The Dwarf 3 is the smart telescope you take places. That's its identity, and once you accept it, almost every design decision DwarfLab made starts making sense — including the ones that look like weaknesses on a spec sheet.
The short verdict
Around $499, the Dwarf 3 is the best travel astrophotography device on the market and a genuine rival to the Seestar S50 even at home. Its 8.3MP Sony IMX678 sensor out-resolves the S50's 2MP chip, its dual-lens layout is more useful than it sounds, and its filter set is the most complete in the category. What you give up: aperture (35mm vs the Seestar's 50mm), an included tripod, and some of the polish of ZWO's app.
What's actually in the box
The scope, magnetic solar filters, a USB charging cable, cleaning cloth, and a travel bag. No tripod — you'll need any standard photo tripod or DwarfLab's own. Budget for that when comparing prices against the Seestar S50, which ships with a tripod, carry case, and solar filter at a similar price.
The dual-lens trick
The Dwarf 3 pairs a 50mm f/5 telephoto (the imaging lens, 35mm aperture) with a 13.5mm f/1.75 wide-angle lens, and both can shoot at once. In practice the wide lens earns its place three ways: it makes GoTo target acquisition fast, it captures all-sky context shots and meteors while the tele stacks a nebula, and it's an underrated nightscape camera on its own.
Image quality
The IMX678 gives you real resolution headroom — crops hold up in a way the S50's 2MP files don't. Deep-sky results on bright emission nebulae with the built-in duo-band filter are excellent for the class: the Orion Nebula, Lagoon, and North America Nebula all produce share-worthy stacks in 60–90 minutes. On small targets (planetary nebulae, galaxies beyond the showpieces) it behaves like every sub-$1,000 smart scope: capable, not miraculous.

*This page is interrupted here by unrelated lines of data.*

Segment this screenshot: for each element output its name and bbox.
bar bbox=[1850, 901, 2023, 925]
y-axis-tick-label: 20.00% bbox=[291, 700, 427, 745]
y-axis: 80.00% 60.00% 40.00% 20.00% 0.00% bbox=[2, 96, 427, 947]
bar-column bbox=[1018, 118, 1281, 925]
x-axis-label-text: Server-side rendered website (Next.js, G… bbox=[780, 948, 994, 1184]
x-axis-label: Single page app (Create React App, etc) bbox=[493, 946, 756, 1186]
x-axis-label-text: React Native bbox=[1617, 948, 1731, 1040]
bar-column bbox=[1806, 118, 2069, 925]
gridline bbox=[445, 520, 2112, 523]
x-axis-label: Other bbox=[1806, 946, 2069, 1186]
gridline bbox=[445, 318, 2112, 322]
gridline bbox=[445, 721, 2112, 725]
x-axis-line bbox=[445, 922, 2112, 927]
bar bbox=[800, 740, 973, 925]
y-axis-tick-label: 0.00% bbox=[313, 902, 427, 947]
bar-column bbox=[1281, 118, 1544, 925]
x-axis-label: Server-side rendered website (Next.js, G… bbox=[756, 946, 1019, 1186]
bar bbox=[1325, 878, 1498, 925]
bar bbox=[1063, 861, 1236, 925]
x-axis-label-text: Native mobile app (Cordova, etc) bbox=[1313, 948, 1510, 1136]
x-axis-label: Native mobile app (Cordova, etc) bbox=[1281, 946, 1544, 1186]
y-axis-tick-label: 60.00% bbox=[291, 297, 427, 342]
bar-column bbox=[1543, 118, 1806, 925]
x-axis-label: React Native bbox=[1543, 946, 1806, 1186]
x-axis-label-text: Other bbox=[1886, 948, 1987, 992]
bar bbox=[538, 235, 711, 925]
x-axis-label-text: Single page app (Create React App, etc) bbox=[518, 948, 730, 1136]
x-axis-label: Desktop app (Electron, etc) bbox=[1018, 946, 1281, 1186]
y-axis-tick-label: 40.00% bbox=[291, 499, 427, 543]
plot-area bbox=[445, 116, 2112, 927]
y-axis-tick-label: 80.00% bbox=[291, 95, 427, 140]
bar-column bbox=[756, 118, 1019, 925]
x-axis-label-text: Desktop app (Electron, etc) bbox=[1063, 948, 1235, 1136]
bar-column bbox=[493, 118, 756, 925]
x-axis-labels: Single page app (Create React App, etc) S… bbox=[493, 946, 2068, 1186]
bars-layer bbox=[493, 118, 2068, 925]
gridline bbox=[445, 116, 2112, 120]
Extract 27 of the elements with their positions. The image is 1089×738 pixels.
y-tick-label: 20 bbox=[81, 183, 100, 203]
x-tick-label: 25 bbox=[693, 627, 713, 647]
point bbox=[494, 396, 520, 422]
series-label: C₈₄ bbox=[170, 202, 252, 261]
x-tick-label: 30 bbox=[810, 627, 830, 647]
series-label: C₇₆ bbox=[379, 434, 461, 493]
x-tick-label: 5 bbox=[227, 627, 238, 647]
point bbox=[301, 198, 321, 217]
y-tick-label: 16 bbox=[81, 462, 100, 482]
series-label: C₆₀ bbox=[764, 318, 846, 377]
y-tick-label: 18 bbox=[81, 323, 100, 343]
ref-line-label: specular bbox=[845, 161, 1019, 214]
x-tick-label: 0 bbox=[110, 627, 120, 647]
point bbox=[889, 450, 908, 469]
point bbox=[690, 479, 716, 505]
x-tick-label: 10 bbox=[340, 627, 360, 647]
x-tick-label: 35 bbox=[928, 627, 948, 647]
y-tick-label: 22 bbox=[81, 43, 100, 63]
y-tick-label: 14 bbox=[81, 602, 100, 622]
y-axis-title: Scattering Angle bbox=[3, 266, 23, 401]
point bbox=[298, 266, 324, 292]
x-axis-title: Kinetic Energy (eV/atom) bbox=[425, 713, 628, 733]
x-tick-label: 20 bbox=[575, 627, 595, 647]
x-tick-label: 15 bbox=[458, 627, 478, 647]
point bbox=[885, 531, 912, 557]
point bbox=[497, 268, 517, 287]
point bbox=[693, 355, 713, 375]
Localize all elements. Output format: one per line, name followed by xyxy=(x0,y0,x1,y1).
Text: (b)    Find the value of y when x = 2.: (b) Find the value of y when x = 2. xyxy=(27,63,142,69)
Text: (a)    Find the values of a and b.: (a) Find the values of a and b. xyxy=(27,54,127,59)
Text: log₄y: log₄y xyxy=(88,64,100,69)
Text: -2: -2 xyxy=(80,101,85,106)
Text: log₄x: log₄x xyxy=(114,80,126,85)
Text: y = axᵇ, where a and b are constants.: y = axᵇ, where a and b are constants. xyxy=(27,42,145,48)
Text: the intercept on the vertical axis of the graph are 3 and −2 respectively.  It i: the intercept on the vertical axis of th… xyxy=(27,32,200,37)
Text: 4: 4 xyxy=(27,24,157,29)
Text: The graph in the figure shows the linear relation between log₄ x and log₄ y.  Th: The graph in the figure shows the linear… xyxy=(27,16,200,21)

Where it clearly beats the Seestar S50: resolution, filter flexibility (VIS, Astro, duo-band all built in on a wheel — no unscrewing anything), portability, and mosaics. Where the S50 stays ahead: raw light grab (50mm beats 35mm per minute of integration), included accessories, and a slightly more mature app.
Battery, weight, quirks
1.3 kg. It fits in a carry-on without negotiation — this is the whole point. The built-in battery runs a solid evening session; USB-C top-up from a power bank covers all-nighters. Quirks worth knowing: the app's processing pipeline is aggressive by default (turn it down and process the FITS yourself), and windy nights bother the light tripod-mounted rig more than a Seestar on its beefier legs.
Who should buy it
Buy the Dwarf 3 if you fly, hike, or drive to dark skies — or if mosaic imaging and filter flexibility matter to you. Buy a Seestar S50 (while remaining stock lasts) or S30 Pro if you shoot from a fixed backyard and want maximum photons per dollar. Either way you're getting an absurd amount of astrophotography for around five hundred dollars — this category simply didn't exist at this price five years ago.
Rating: 4.5 / 5 — the half point off is for the missing tripod and the app's occasional moods.